Dr. Danielle McCarthy honored for excellence

The UW Department of Medicine has selected UW-CTRI Research Director Dr. Danielle McCarthy for an Outstanding Senior Faculty Research Award for her exceptional contributions to research, mentorship and leadership.

Dr. Danielle McCarthy“Danielle continues to elevate UW-CTRI’s impact through her work to improve the reach and effectiveness of tobacco treatment, especially for populations disproportionately impacted by tobacco use and in cancer care settings,” said UW-CTRI Director Dr. Hasmeena Kathuria. “Her leadership of the NCI’s Cancer Center Cessation Initiative (C3I), development of the Tobacco Treatment Implementation Roadmap and work applying chronic care models to tobacco use are just a few examples of her impact.”

She was honored alongside other outstanding awardees during the virtual UW Department of Medicine Town Hall on October 22. Kathuria and UW-CTRI Researcher Dr.

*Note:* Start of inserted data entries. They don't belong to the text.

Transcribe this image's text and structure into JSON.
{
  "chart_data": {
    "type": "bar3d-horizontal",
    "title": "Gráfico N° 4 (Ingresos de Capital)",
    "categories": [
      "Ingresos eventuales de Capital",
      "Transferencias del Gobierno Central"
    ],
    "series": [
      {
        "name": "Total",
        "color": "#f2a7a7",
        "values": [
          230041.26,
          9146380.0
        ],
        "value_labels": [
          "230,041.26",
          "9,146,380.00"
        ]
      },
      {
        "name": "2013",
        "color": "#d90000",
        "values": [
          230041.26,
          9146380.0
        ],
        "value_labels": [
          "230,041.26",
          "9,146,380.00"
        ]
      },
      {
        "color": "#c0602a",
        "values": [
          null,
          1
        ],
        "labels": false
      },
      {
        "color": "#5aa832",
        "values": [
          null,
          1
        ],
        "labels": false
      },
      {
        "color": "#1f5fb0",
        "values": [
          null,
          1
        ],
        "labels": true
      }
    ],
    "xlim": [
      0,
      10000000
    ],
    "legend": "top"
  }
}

Jesse Kaye nominated McCarthy.

“Danielle’s research truly epitomizes the Wisconsin Idea,” said Kaye, a mentee of McCarthy. “She rigorously pursues new innovations that are not meant to stay within the ivory tower of academia, but are bound to positively impact the health of people who use tobacco in Wisconsin and throughout the country. Danielle’s research partnerships with the Salvation Army, the Wisconsin Tobacco Quitline and Cancer Centers around the country all reflect her relentless efforts to ensure that everyone who smokes has access to high-quality, evidence-based tobacco treatment.”

McCarthy leads a program of research focused on the development, refinement and implementation of treatments to help people stop smoking cigarettes. As part of this research program, she studies the psychological changes that people experience leading up to and during an attempt to quit smoking and ways in which treatments do (or do not) affect these experiences. She has also worked with colleagues to apply longitudinal data models to better understand the processes of change in smoking and the way treatments affect these processes.

Her recent work focuses on ways to enhance quitline services for socioeconomically disadvantaged adults who smoke and ways to equitably enhance the reach of evidence-based treatment in healthcare and community settings to help more people who smoke to quit. The overall aim of this work is to find new and improved ways to help people stop smoking for good.

McCarthy is a named UW-CTRI Director of Research Professor.

“Thank you to Hasmeena and Jesse for nominating me for a departmental award,” McCarthy said. “I am very touched and grateful. Working with UW-CTRI colleagues is a joy – that is the real reward! This recognition is icing on an already delicious cake.”